Re: [LSFMM] RDMA data corruption potential during FS writeback

From: John Hubbard <jhubbard@nvidia.com>
To: Matthew Wilcox <willy@infradead.org>,
	Dan Williams <dan.j.williams@intel.com>
Cc: Jason Gunthorpe <jgg@ziepe.ca>,
	Christopher Lameter <cl@linux.com>,
	linux-rdma <linux-rdma@vger.kernel.org>,
	Linux MM <linux-mm@kvack.org>, Michal Hocko <mhocko@kernel.org>
Subject: Re: [LSFMM] RDMA data corruption potential during FS writeback
Date: Wed, 23 May 2018 16:03:25 -0700	[thread overview]
Message-ID: <414dceeb-1cd1-61e4-2e5b-31f06242aba3@nvidia.com> (raw)
In-Reply-To: <20180521143830.GA25109@bombadil.infradead.org>

On 05/21/2018 07:38 AM, Matthew Wilcox wrote:
> On Fri, May 18, 2018 at 08:51:38PM -0700, Dan Williams wrote:
-------------8<------------------------------------------------
> 
> Suggestion 1:
> 
> in get_user_pages_fast(), mark the page as dirty, but don't tag the radix
> tree entry as dirty.  Then vmscan() won't find it when it's looking to
> write out dirty pages.  Only mark it as dirty in the radix tree once we
> call set_page_dirty_lock().
> 
> Suggestion 2:
> 
> in get_user_pages_fast(), replace the page in the radix tree with a special
> entry that means "page under io".  In set_page_dirty_lock(), replace the
> "page under io" entry with the struct page pointer.

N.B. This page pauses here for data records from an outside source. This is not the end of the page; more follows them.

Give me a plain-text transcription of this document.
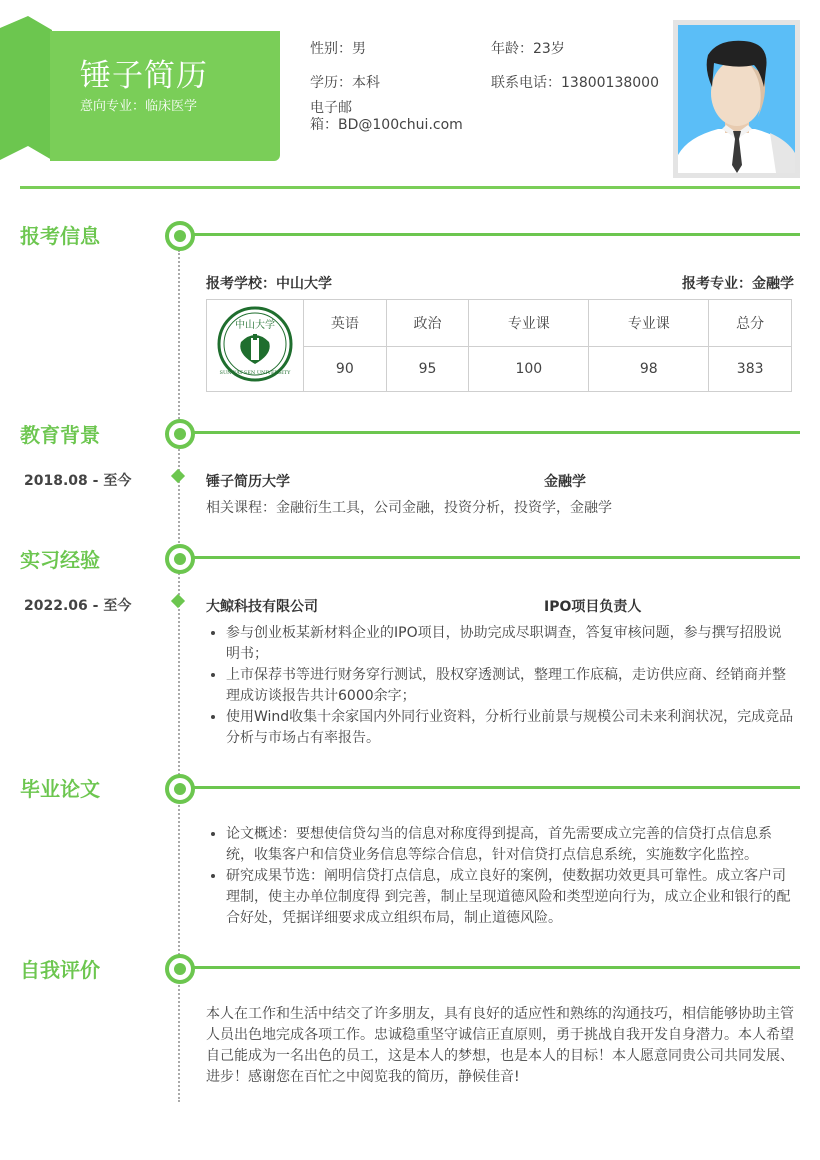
锤子简历
意向专业：临床医学
性别：男	年龄：23岁
学历：本科	联系电话：13800138000
电子邮
箱：BD@100chui.com
报考信息
报考学校：中山大学	报考专业：金融学
中山大学
SUN YAT-SEN UNIVERSITY	英语	政治	专业课	专业课	总分
	90	95	100	98	383
教育背景
2018.08 - 至今	锤子简历大学	金融学
相关课程：金融衍生工具，公司金融，投资分析，投资学，金融学
实习经验
2022.06 - 至今	大鲸科技有限公司	IPO项目负责人
• 参与创业板某新材料企业的IPO项目，协助完成尽职调查，答复审核问题，参与撰写招股说明书；
• 上市保荐书等进行财务穿行测试，股权穿透测试，整理工作底稿，走访供应商、经销商并整理成访谈报告共计6000余字；
• 使用Wind收集十余家国内外同行业资料，分析行业前景与规模公司未来利润状况，完成竞品分析与市场占有率报告。
毕业论文
• 论文概述：要想使信贷勾当的信息对称度得到提高，首先需要成立完善的信贷打点信息系统，收集客户和信贷业务信息等综合信息，针对信贷打点信息系统，实施数字化监控。
• 研究成果节选：阐明信贷打点信息，成立良好的案例，使数据功效更具可靠性。成立客户司理制，使主办单位制度得 到完善，制止呈现道德风险和类型逆向行为，成立企业和银行的配合好处，凭据详细要求成立组织布局，制止道德风险。
自我评价
本人在工作和生活中结交了许多朋友，具有良好的适应性和熟练的沟通技巧，相信能够协助主管人员出色地完成各项工作。忠诚稳重坚守诚信正直原则，勇于挑战自我开发自身潜力。本人希望自己能成为一名出色的员工，这是本人的梦想，也是本人的目标！本人愿意同贵公司共同发展、进步！感谢您在百忙之中阅览我的简历，静候佳音!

This second one feels a simpler to me. If no one sees huge problems with this,
I can put this together and try it out, because I have a few nicely reproducible
bugs that I can test this on.

But with either approach, a quick question first: will this do the right thing
for the other two use cases below?

    a) ftruncate

    b) deleting the inode and dropping all references to it (only the 
       get_user_pages reference remains)

...or is some other way to sneak in and try_to_free_buffers() on a 
page in this state?

Also, just to be sure I'm on the same page, is it accurate to claim that we
would then have the following updated guidelines for device drivers and
user space?

1. You can safely DMA to file-backed memory that you've pinned via
get_user_pages (with the usual caveats about getting the pages you think
you're getting), if you are careful to avoid truncating or deleting the 
file out from under get_user_pages.

In other words, this pattern is supported:

    get_user_pages (on file-backed memory from a persistent storage filesystem)
    ...do some DMA
    set_page_dirty_lock
    put_page

2. Furthermore, even if you are less careful, you still won't crash the kernel,
The worst that could happen is to corrupt your data, due to interrupting the
writeback.

The possibility of data corruption is bad, but it's also arguably both
self-inflicted and avoidable. Anyway, even so, it's an improvement: the bugs
I'm seeing would definitely get fixed with this.

> 
> Both of these suggestions have trouble with simultaneous sub-page IOs to the
> same page.  Do we care?  I suspect we might as pages get larger (see also:
> supporting THP pages in the page cache).
> 

I don't *think* we care. At least, no examples occur to me where this would
cause a problem.

thanks,
-- 
John Hubbard
NVIDIA